Let's take a look a how a truly modern document-management oriented workflow would treat this paper. It's accomplished by converting and processing the paper documents in a three-step process: scanning, tagging, and linking.
Scanning :
When a paper document arrives at a paperless business, it's visually examined to make sure that it makes sense - specifically, that someone who has never seen it or the people related to it will be able to determine what it's for and how to handle it. Once verified, it gets scanned, and document-management software automatically determines what kind of document it is and organizes it in a database.
Tagging :
As documents are saved to the database, a second round of employees takes over processing and tags each one, much like you would tag a picture on Facebook or Flickr. They add small notations electronically to each document that refer to various relevant items. At the very minimum, a customer identifier is added so anyone looking up that customer will find that document. Tags are often added describing dates, employees that processed the document, and projects or departments that the document is relevant to. The more complex and detailed the tagging process, the more easily the document will be found in the future.
Linking :
Finally, each document is linked to a specific transaction. A transaction, in this case, is an electronic packet that serves only to form a group of related documents, such as an order form, receipt, shipping invoice, and proof-of-delivery that all relate to the same sale. Linking provides the final audit trail to establish the validity of a given document and/or transaction.
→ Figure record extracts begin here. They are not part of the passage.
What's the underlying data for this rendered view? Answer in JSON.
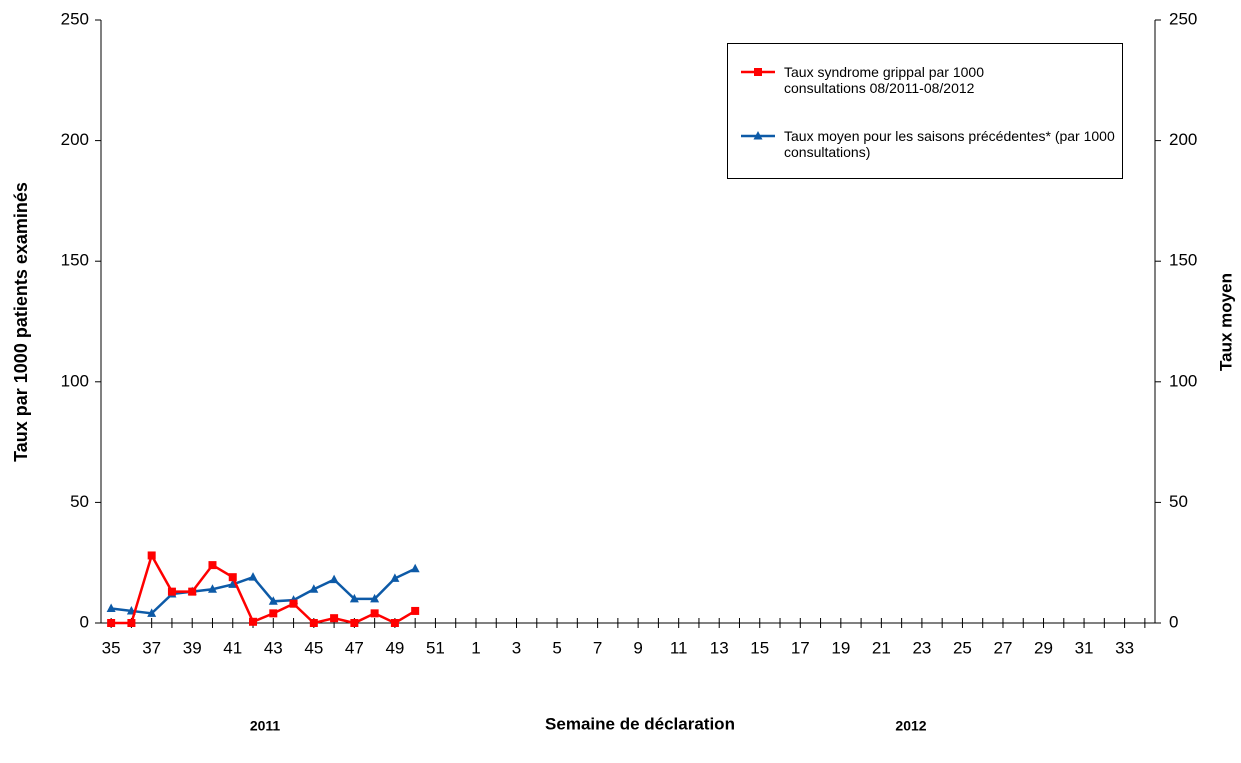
{
  "chart_data": {
    "type": "line",
    "x_label": "Semaine de déclaration",
    "y_label": "Taux par 1000 patients examinés",
    "y2_label": "Taux moyen",
    "annotations": [
      "2011",
      "2012"
    ],
    "categories": [
      35,
      null,
      37,
      null,
      39,
      null,
      41,
      null,
      43,
      null,
      45,
      null,
      47,
      null,
      49,
      null,
      51,
      null,
      1,
      null,
      3,
      null,
      5,
      null,
      7,
      null,
      9,
      null,
      11,
      null,
      13,
      null,
      15,
      null,
      17,
      null,
      19,
      null,
      21,
      null,
      23,
      null,
      25,
      null,
      27,
      null,
      29,
      null,
      31,
      null,
      33,
      null
    ],
    "series": [
      {
        "name": "Taux syndrome grippal par 1000 consultations 08/2011-08/2012",
        "color": "#ff0000",
        "marker": "square",
        "values": [
          0,
          0,
          28,
          13,
          13,
          24,
          19,
          0.5,
          4,
          8,
          0,
          2,
          0,
          4,
          0,
          5,
          null,
          null,
          null,
          null,
          null,
          null,
          null,
          null,
          null,
          null,
          null,
          null,
          null,
          null,
          null,
          null,
          null,
          null,
          null,
          null,
          null,
          null,
          null,
          null,
          null,
          null,
          null,
          null,
          null,
          null,
          null,
          null,
          null,
          null,
          null,
          null
        ]
      },
      {
        "name": "Taux moyen pour les saisons précédentes* (par 1000 consultations)",
        "color": "#0d5aa7",
        "marker": "triangle",
        "values": [
          6,
          5,
          4,
          12,
          13,
          14,
          16,
          19,
          9,
          9.5,
          14,
          18,
          10,
          10,
          18.5,
          22.5,
          null,
          null,
          null,
          null,
          null,
          null,
          null,
          null,
          null,
          null,
          null,
          null,
          null,
          null,
          null,
          null,
          null,
          null,
          null,
          null,
          null,
          null,
          null,
          null,
          null,
          null,
          null,
          null,
          null,
          null,
          null,
          null,
          null,
          null,
          null,
          null
        ]
      }
    ],
    "ylim": [
      0,
      250
    ],
    "yticks": [
      0,
      50,
      100,
      150,
      200,
      250
    ],
    "y2lim": [
      0,
      250
    ],
    "y2ticks": [
      0,
      50,
      100,
      150,
      200,
      250
    ],
    "grid": false,
    "legend": "upper right"
  }
}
Because of the tagging and linking processes, an image file has an incredible amount of power, far beyond what a document could ever have. Unlike the physically-limited nature of a paper-filing system, a single image can be parsed into dozens of different searchable groups by tag, so that looking up "every invoice between September and October '09" is less a matter of searching through dozens or hundreds of customer files for the relevant invoices and more a matter of putting a couple of tags into a document management program and waiting less than a second. In this way, document management software increases the efficiency of paperless offices at the same time that it saves storage space and paper costs.